Conversely, suppose there is $\kappa>0$ such that $|\phi|\geq \kappa^{-1}$ $\mu$-a.s. on $N^c$. Denote by $\mathbb{1}_{N^c}\cdot\mu$ the restriction of $\mu$ to measurable subsets of $N^c$. Then, $1/\phi \in L_\infty(\mathbb{1}_{N^c}\cdot\mu)$ (why?), and the operator $M'_\phi:H_2\rightarrow H_2$ is invertible with inverse $(M'_\phi)^{-1}=M'_{1/\phi}:f\mapsto \frac{1}{\phi}f\mathbb{1}_{N^c}$. Consequently, $$\operatorname{ran}(M_\phi)=M_\phi(L_2(\mu))=M'_\phi(H_2)=H_2$$ which is a closed subspace of $L_2(\mu)$.

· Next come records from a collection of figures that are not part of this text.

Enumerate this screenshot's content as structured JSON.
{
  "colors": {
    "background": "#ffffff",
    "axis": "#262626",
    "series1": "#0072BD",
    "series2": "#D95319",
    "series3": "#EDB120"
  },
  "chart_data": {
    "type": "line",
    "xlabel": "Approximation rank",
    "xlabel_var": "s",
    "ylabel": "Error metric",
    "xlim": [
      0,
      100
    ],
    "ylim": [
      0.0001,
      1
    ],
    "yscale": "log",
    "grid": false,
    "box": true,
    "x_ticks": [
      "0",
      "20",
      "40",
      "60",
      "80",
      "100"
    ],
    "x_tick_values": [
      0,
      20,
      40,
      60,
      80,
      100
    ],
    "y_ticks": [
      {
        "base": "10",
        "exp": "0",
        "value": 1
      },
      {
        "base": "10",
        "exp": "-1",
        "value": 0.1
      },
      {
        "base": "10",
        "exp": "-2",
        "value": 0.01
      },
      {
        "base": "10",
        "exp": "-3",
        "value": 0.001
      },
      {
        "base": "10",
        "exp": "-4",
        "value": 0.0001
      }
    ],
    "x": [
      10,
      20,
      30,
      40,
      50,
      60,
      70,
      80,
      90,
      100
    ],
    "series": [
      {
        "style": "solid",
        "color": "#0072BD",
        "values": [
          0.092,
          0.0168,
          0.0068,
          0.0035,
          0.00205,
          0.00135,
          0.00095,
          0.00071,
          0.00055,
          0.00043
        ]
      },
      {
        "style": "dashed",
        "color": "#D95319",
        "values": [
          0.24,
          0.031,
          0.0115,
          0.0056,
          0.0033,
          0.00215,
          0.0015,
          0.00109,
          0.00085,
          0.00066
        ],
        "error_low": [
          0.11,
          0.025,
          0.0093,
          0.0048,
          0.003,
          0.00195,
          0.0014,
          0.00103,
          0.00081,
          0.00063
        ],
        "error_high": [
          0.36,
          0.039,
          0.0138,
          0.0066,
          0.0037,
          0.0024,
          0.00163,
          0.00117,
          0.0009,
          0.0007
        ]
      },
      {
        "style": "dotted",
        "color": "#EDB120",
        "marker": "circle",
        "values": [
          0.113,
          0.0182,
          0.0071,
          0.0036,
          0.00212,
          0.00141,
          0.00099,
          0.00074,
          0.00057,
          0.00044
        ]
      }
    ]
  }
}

Putting things together, we have that $\operatorname{ran}(M_\phi)$ is closed if and only if there is a constant $c>0$ such that $\mu(\{\phi\neq0\}\cap\{|\phi|< c\})=0$, i.e., if and only if $\phi$ is bounded away from $0$ on $\{\phi\neq0\}$.

Final comments:

The assumption of $\sigma$-finiteness can be replaced by the assumption that every set of positive $\mu$ measure contains a set of positive finite measure.
The condition $\phi\in L_\infty$ seems to be necessary and sufficient. Indeed, if $\phi f\in L_2$ for all $f\in L_2$, then $\phi\in L_\infty$. Suppose not, and set $E_n=\{n\leq |\phi|<n+1\}$. Then there are infinitely many $E_n$'s (say $E_{n_k}$) that have positive measure. Let $A_{n_k}\subset E_{n_k}$ with positive finite measure. Define $$f=\sum_k\frac{1}{k\sqrt{\mu(A_{n_k})}}\mathbb{1}_{A_k}$$ Then $f\in L_2(\mu)$ for $\int|f|^2\,d\mu=\sum_k\frac{1}{k^2}$. On the othwr hand $$\int|f\phi|^2\,d\mu=\sum_k\frac{1}{k^2\mu(A_{n_k})}\int_{A_k}|\phi|\,d\mu\geq \sum_k1=\infty$$ in contradiction to $\phi\,f\in L_2(\mu)$. This shows that if $M_\phi$ is defined on $L_2(\mu)$, then it is the case that $\phi\in L_\infty$.
There are other versions of multiplication operators $M_\phi$ where $\phi\notin L_\infty$, and are defined an a smaller domain $D_\phi=\{f\in L_2(\mu): \phi f\in L_2$}.
In general, if $\phi\in L_\infty$, $\|M_\phi f\|_2\leq \|\phi\|_\infty\|f\|_2$. $\sigma$-finiteness guarantees that $\|M_\phi\|=\|\phi\|_\infty$ (see the aforementioned example 1.5 pp. 28 in Conway's, a course on functional analysis)